COMMENT: Archbishops suffer from flawed reasoning
The Prime Minister announced today that, despite press reports to the contrary, he is still thinking about whether or not to grant Roman Catholic adoption agencies an exemption from legislation to protect gay people from discrimination.
Perhaps he, like commentator Nicolas Chinardet, is trying to unravel the flawed logic of the senior churchmen who have been writing to him this week.
After the recent demonstrations outside Parliament, the first salvo of the predictable attack on the forthcoming introduction of the Sexual Orientation Regulations in the rest of the UK was shot on Monday.
The man with the starting pistol was unsurprisingly, by the Catholic Church. Cardinal Murphy-O’Connor, the Archbishop of Westminster and head of the Roman Catholic Church in England and Wales.
The man in red sent a letter to every Cabinet member with apparent intent of blackmailing the government into giving the Church further exemptions in the regulations to those they already have. He denies the charge of blackmail.
Ruth Kelly, the Communities Secretary, herself a staunch Catholic, had been reported over the weekend to be considering granting the Church an opt-out clause with the apparent support of the Prime Minister.
However, several members of the Cabinet have already come out against the move, prompting rumours of a split.
On Tuesday, the Church of England, or at least its two highest ranking prelates, Rowan Williams, Archbishop of Canterbury and John Sentamu, Archbishop of York, wrote an open letter to the Prime Minister in support of Murphy-O’Connor’s threat.
It seems to me there are several flaws in the reasoning behind these demands for opt-outs and the claims that the new regulations are not compatible with the religious agencies’ activities.
First, the law clearly and simply says that gay people can adopt; and churches, however much they would like it to be the case, are in no position to decide that a law should be ignored, even if they think it wrong.
Second, there is a shortage of foster parents in this country. I would think that the more loving and caring couples can be found to raise those children (whether gay or straight), the better.
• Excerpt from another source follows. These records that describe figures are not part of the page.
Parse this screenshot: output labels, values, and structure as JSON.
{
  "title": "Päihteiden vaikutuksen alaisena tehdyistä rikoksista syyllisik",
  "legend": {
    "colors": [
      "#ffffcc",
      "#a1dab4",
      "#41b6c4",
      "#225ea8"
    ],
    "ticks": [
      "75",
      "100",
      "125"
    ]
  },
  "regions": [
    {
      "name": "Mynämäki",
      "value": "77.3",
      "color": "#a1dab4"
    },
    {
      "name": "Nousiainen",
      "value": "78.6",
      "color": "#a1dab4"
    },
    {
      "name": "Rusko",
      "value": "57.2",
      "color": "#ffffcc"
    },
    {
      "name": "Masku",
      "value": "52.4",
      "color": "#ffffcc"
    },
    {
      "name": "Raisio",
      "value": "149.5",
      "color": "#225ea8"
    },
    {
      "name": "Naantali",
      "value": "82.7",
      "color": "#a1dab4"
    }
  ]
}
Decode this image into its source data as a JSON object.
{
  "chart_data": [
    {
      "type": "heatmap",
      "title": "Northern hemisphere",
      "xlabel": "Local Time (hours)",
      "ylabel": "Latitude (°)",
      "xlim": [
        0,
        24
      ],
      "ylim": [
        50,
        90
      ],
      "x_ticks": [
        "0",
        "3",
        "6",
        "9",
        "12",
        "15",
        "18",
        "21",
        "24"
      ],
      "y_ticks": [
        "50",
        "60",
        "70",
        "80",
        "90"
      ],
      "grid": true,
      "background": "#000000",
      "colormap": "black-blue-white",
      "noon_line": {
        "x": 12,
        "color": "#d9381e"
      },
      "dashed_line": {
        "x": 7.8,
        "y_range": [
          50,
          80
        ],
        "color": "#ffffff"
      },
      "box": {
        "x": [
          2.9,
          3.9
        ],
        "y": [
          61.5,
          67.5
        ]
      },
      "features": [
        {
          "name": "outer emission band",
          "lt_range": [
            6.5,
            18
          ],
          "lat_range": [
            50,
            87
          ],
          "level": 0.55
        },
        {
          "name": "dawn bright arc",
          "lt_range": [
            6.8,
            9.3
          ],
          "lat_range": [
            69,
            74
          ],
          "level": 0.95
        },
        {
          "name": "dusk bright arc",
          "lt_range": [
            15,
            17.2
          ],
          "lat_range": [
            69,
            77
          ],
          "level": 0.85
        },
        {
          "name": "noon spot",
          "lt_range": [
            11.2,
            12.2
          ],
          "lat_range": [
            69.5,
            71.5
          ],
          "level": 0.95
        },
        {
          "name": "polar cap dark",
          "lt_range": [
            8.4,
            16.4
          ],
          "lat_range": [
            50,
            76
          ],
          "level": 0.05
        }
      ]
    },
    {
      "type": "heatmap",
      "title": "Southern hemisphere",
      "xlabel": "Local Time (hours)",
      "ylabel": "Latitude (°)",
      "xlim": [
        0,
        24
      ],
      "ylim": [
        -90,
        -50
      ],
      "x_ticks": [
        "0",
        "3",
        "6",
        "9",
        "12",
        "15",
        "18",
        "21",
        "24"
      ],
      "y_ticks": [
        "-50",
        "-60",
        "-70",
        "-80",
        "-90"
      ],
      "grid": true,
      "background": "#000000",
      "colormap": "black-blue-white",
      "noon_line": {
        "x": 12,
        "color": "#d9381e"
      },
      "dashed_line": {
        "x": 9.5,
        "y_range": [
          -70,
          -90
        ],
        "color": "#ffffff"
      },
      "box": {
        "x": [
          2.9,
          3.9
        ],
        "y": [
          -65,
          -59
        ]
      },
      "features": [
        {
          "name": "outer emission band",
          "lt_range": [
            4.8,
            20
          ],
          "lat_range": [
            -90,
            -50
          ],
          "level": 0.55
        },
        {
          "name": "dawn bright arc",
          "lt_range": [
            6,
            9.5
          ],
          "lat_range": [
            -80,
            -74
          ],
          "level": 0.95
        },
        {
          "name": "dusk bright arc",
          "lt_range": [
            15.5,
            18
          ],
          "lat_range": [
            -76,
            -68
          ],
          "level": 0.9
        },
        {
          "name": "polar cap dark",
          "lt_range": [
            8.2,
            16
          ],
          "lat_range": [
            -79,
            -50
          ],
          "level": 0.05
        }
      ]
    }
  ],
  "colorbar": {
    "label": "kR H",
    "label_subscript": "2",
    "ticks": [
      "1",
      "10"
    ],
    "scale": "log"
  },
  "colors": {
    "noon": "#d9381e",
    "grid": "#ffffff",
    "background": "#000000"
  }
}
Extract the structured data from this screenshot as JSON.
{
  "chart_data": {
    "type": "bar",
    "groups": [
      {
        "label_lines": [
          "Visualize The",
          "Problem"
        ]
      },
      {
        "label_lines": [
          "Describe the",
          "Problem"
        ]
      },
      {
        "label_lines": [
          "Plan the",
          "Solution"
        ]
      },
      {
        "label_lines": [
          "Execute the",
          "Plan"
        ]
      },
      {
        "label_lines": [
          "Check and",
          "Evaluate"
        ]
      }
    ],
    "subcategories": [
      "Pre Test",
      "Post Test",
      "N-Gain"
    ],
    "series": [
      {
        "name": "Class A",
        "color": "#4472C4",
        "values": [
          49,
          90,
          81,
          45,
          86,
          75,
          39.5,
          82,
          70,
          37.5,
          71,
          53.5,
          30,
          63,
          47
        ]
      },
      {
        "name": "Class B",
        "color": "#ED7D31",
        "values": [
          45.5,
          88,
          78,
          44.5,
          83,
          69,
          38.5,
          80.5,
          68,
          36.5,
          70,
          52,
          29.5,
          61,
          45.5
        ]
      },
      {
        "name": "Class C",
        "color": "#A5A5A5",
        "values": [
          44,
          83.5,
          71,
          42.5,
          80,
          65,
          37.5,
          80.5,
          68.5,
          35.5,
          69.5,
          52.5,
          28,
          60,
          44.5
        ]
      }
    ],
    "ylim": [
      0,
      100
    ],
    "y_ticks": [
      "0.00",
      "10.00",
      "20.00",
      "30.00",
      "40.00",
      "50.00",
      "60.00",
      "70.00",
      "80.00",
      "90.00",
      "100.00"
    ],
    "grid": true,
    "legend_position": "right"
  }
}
Third, as Williams and Sentamu are so keen to remind us in their letter, these adoption agencies are providing a public service.
They receive funding from the state (taxpayers’ money; some of which is coming from LGBT people and families) to perform those services, thus effectively becoming state agencies.
They therefore have an obligation to provide their services to everyone without discrimination whatsoever as any public body would in a democratic society.
The fact that they resist dispatching some of their duties so vehemently should perhaps even be seen by the supervising authorities as a signal that there may be other areas in which discrimination is taking place. If they can do it so easily and forcefully against one group, why not against others?
What is certain is that the Churches are shooting themselves in the foot in this instance. This whole business is not going to improve their already tarnished image.
My advice to the Catholic Church and the C. of E. is to get off their moral high-ground and think a little more about their duty towards the children they pretend to be wanting to help, or indeed simply give up.
If those agencies are not ready to welcome and serve everyone, then perhaps we should not expect them to provide any service at all.
Let them stop and pass on their rather small burden (The Catholic Church’s agencies are said to handle 4% of all adoptions; about 200 a year) to the many non-moralising organisations out there, ready to do the job properly.
At the end of the day, however, it seems that this may not simply be about helping children or even religious conscience and homophobia.
After all, Churches have made all sorts of compromises and adjustments to their doctrines along the centuries.
The much-quoted Book of Leviticus, where the Bible’s strongest and almost only condemnation of homosexuality is to be found, provides ample evidence of this.
Could it be that religious leaders are simply scared to loose their power and influence?
That they simply can not accept the fact that after about 2000 years of moulding society and ruling people’s lives in all impunity, other views on life have come to the fore and asserted themselves as valid and legitimate alternatives to their own philosophy?
The world is moving on but these people are apparently quite content to uphold and follow verbatim an often contradictory book written thousands of years ago for different people, mores and times.
Others, and that includes the vast majority of Christians, are thankfully living with their own time.